Although the Gilbertese man was burly, the respondent himself is young and reasonably well-built. They were in a crowded place with many people of both races near at hand. There is, therefore, no proper foundation, in spite of his assertion that it occurred to him that he might die of suffocation, for finding that the nature of the assault upon him was such as to cause reasonable apprehension of death or grievous bodily harm. The degree of force which he was entitled to use in his self-defence was, therefore, restricted to that provided for in the first half of section 271.


Mr. Dowiyogo in his address in the District Court, and again in this Court, stressed the fact that the wound inflicted by the respondent with the knife was not serious. The learned trial magistrate commented in his judgment that the wound was quite trivial but did not state whether and, if so, to what extent that fact contributed to his forming the view that "the respondent's action might not be illegal". Mr. MacSporran has submitted that the learned trial magistrate must have given that fact undue weight in order to have reached the conclusion he did and that on the facts the introduction of the dagger-like flick-knife into the struggle amounted to the use of force of a degree which could not properly be regarded as reasonably necessary to the respondent's self-defence.


I have no doubt that the expression "such force" in the third line of section 271 relates not only to the quantum of the force but to its nature and particularly to its potential for causing death or grievous bodily harm. The knife was an exhibit in the District Court and has been available for inspection by this Court. It is potentially a very dangerous, indeed lethal, weapon.


From the nature of the injury caused it would appear that it was not wielded with any great power, even though the respondent admitted "slashing" with it. It may be noted that the expression, "slash" was used at one place to contrast the respondent's action with the action of stabbing or thrusting. As he spoke in Chinese, it is possible that the word which he used did not have the overtones of violence attaching to the English word "slash". Nonetheless, the least serious meaning it can have is that the respondent swept the cutting-edge across the hands of the Gilbertese man.


I think that it may safely be stated as a general principle that only in exceptional circumstances can the introduction of a dangerous weapon such as a dagger into a fight between two unarmed men, where there is no great physical disparity between them, be regarded as being "such force as is reasonably necessary to make effectual defence", so as to bring it within the scope of the first half of section 271. Are there such exceptional circumstances in this case? In my view the minor nature of the injury inflicted and the apparently small amount of power put into the stroke which cut the Gilbertese man's hands do not constitute such exceptional circumstances. The circumstances of the assault certainly do not. The knife was inherently such a dangerous weapon that in the absence of exceptional circumstances its mere use in the fight amounted to the use of such force as was not reasonably necessary to make effectual defence.

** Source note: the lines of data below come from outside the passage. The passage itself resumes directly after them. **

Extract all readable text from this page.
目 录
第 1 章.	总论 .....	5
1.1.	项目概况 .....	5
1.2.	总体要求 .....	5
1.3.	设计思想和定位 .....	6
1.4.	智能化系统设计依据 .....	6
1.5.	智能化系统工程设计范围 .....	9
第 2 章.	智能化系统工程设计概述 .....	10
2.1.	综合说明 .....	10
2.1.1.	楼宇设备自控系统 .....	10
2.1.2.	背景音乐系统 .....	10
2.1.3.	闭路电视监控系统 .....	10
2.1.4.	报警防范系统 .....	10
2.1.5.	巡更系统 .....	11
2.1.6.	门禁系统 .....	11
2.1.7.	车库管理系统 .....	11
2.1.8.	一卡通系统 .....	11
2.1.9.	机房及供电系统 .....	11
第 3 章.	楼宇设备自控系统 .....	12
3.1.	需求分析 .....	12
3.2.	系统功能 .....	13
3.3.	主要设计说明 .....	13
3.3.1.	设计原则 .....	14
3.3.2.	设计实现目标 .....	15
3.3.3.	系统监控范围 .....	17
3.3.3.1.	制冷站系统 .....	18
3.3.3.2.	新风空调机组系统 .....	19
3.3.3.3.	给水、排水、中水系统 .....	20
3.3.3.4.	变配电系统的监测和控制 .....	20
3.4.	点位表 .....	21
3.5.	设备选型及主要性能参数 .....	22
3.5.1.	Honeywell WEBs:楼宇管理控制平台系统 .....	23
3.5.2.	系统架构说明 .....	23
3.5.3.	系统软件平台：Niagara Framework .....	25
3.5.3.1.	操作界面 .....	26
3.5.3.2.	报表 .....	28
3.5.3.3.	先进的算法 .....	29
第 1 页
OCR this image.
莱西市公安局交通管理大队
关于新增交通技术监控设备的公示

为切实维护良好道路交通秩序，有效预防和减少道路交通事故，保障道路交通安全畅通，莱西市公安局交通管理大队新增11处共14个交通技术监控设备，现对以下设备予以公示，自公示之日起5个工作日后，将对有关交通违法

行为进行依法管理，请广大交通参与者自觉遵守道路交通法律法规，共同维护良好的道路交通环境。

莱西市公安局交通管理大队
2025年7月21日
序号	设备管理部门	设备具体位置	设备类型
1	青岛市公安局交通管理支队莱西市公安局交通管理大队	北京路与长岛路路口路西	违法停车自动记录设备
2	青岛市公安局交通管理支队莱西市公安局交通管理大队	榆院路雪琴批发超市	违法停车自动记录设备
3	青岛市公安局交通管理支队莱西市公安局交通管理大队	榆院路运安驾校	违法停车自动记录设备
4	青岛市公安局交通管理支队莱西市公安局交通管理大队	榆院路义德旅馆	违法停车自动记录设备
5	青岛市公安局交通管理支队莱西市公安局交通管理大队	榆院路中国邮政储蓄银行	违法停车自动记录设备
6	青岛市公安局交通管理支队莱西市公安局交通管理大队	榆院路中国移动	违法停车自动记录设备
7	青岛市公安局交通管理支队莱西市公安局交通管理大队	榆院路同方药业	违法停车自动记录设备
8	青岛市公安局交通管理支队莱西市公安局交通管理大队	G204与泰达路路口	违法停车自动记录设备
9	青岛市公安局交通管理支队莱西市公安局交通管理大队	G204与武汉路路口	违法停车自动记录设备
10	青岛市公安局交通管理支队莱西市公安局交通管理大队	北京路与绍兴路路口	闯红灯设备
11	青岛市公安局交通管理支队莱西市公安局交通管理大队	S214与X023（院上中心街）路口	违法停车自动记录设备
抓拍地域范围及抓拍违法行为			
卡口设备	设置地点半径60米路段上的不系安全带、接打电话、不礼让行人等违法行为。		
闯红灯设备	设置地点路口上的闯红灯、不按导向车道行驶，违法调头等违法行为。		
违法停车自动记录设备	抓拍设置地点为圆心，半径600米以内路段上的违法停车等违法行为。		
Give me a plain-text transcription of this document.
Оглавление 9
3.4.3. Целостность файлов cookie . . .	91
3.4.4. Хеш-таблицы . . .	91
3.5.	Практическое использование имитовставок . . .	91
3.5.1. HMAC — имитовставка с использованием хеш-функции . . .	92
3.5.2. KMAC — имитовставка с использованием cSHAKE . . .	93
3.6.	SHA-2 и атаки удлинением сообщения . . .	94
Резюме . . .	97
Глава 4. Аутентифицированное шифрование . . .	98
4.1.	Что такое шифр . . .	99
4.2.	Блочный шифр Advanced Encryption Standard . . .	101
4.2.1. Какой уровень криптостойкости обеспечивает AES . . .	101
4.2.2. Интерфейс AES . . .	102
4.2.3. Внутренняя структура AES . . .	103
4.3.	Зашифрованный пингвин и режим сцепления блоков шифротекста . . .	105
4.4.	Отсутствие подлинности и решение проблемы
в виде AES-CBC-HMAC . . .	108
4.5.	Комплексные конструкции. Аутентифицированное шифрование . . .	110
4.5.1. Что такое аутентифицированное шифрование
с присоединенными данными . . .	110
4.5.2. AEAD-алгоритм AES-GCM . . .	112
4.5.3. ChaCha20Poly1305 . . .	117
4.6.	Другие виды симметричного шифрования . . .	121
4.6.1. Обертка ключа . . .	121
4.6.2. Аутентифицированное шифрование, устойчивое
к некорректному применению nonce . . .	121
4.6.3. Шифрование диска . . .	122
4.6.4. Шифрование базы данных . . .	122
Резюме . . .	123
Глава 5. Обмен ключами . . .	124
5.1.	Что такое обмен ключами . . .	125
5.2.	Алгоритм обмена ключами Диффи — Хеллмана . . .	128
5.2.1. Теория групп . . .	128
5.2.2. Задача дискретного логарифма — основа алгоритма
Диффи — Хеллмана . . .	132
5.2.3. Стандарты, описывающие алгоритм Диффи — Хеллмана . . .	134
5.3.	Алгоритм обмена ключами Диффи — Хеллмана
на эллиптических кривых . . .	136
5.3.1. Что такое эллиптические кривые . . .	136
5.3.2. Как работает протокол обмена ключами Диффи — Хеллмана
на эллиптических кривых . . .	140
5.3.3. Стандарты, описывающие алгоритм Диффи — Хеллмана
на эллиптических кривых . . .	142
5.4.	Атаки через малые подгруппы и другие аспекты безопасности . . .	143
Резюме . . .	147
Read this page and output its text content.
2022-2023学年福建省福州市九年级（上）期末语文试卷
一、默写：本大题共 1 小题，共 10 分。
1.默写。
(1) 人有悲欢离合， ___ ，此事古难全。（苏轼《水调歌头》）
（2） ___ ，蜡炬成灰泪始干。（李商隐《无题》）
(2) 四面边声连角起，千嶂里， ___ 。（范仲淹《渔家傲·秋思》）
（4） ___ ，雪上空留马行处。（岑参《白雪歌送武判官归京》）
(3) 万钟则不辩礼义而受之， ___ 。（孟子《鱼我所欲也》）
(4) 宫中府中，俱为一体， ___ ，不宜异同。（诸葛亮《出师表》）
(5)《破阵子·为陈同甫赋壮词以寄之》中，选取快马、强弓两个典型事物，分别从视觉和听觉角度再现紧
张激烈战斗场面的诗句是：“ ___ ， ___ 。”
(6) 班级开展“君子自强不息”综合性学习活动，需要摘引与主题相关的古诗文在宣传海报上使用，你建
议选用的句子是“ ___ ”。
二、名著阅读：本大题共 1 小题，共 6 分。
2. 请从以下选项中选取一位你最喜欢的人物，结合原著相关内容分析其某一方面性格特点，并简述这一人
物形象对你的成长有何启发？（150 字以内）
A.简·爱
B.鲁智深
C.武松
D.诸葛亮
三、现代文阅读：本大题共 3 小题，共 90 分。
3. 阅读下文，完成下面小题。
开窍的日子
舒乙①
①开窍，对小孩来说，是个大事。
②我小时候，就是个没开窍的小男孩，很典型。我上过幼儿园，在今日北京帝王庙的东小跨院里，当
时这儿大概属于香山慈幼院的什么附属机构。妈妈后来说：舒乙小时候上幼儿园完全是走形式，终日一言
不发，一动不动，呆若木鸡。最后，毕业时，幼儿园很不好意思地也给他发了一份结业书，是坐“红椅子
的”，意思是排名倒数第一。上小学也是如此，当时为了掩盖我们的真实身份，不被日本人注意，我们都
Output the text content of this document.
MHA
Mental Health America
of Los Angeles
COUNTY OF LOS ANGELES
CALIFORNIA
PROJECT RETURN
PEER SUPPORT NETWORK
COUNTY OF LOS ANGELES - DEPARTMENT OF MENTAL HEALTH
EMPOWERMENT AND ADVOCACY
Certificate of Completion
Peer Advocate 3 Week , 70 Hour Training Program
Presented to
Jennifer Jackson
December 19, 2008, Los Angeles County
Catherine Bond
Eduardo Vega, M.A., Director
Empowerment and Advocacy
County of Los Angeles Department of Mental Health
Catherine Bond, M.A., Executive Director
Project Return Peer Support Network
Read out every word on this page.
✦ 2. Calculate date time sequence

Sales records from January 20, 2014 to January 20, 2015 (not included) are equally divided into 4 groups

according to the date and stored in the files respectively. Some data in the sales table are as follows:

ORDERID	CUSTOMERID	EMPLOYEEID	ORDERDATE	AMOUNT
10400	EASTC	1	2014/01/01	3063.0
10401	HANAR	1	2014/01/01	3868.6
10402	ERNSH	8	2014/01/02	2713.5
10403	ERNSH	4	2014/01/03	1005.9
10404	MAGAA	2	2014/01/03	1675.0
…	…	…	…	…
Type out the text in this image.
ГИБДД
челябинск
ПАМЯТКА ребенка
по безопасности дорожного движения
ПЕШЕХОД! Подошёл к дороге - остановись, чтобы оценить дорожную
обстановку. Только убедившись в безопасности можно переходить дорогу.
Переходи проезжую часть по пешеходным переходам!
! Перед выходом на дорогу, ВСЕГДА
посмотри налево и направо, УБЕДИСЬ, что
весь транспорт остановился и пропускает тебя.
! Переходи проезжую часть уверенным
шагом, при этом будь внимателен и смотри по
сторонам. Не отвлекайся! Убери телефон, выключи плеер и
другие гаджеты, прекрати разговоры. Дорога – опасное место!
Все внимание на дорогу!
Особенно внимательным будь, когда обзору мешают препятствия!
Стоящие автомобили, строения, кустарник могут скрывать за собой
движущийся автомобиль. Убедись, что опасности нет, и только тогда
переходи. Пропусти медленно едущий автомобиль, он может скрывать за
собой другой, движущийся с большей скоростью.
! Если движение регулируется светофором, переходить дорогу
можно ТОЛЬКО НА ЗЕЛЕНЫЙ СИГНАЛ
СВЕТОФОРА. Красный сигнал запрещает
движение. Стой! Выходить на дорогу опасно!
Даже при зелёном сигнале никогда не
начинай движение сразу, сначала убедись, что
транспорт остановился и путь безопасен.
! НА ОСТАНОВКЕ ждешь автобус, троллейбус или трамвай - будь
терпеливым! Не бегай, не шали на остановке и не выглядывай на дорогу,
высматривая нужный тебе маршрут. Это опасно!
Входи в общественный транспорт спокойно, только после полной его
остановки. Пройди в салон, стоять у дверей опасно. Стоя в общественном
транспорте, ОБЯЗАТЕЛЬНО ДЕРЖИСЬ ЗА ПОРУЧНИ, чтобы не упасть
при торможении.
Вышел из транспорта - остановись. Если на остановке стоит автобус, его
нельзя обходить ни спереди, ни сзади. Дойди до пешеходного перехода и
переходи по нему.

The issue of provocation has not been argued in this Court, be either party, although it was touched on briefly in the District Court by Mr. Dowiyogo. A person who would otherwise be guilty of assault may be found not guilty on the ground of provocation only if his retaliation was reasonably proportioned, to the provocation in nature and degree. In this case the respondent's use of such a dangerous weapon, if it is to be regarded as retaliation to provocation, was grossly out of proportion to the provocation which the respondent suffered.


Accordingly the appeal must be allowed; the case will be remitted to the District Court with a direction that a conviction must be recorded. The minor nature of the injury is a factor which the District Court may take into account in determining sentence. Possibly, even though in most cases in which such a dangerous weapon is unlawfully introduced into a fight the only sentence appropriate is one of imprisonment, the trivial nature of the injury caused in this case may justify the imposition of only a fine.


The appropriate sentence will, however, be a matter for the District Court to decide with a possible right of appeal lying to this Court.